Built in masonry in an eclectic style of Germanic inspiration, with Renaissance and Baroque elements, the building has about 8000 m2, spread over four floors, and 3220 m2 of facade, decorated with tall and narrow windows with delicate frames, balustrades, domes, ornaments, statuary and wrought iron railings, highlighting a pediment with volutes and a statue of Mercury over the entrance, created by Alfredo Staege.

It currently houses the downtown branch of Tumelero, a chain of construction materials stores. Despite being quite well preserved, the building has suffered aggressive interventions in its surroundings in recent years, such as the construction of a viaduct at a short distance, which hides part of the facade. Over the years it has undergone several repairs, and in 2012 a revitalization was carried out.
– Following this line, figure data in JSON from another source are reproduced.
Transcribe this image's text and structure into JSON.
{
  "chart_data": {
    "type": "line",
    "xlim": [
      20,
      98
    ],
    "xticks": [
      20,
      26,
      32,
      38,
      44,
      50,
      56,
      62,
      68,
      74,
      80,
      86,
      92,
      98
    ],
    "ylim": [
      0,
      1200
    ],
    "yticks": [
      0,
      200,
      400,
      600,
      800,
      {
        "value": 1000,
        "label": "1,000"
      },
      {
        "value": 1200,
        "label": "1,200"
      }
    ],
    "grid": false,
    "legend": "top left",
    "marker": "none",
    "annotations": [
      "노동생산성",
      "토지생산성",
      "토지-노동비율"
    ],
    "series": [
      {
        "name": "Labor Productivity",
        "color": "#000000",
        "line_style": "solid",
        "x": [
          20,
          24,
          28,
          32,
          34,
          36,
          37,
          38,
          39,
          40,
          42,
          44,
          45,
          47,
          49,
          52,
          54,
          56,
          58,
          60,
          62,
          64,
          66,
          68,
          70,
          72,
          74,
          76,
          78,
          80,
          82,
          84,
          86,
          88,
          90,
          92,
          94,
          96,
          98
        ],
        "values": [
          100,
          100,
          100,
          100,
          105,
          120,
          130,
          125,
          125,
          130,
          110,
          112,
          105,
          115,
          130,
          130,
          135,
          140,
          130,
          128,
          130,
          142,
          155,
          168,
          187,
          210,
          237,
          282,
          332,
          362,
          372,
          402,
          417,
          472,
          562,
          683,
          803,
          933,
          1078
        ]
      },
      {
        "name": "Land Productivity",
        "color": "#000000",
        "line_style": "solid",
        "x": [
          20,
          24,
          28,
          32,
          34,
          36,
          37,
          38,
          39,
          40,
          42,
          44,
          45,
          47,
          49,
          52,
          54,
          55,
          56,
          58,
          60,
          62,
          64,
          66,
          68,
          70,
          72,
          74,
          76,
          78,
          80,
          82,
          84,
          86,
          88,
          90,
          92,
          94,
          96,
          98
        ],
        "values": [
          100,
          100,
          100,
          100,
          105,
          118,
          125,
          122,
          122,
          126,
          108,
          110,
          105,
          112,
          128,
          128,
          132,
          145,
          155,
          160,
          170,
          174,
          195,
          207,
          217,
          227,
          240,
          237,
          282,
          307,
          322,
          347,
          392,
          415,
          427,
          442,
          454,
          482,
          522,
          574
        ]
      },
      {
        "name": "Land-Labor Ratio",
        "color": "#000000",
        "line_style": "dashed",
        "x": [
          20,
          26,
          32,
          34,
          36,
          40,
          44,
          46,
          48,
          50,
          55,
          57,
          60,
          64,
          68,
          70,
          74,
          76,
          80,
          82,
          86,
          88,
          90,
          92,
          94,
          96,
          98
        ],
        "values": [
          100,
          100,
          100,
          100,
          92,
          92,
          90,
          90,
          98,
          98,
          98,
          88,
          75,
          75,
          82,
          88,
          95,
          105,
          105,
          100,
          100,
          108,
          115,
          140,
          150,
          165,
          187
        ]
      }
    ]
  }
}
Sergius Gonzaga, municipal secretary for culture, explained the initiative by saying that "this is a contribution to the soul of the city". Luiz Antonio de Assis Brasil, state secretary for culture, said that "the work has an aesthetic value for the collective memory of Porto Alegre". For historian and architect Arnoldo Doberstein, the building is particularly important for the history of architecture in Porto Alegre. According to Poltosi & Roman, from the Memory Center of the Council of Architecture and Urbanism of Rio Grande do Sul, its variety of elements lends dynamism to its extensive facade and its aesthetic qualities place it as "one of the most outstanding examples of eclectic architecture in Porto Alegre".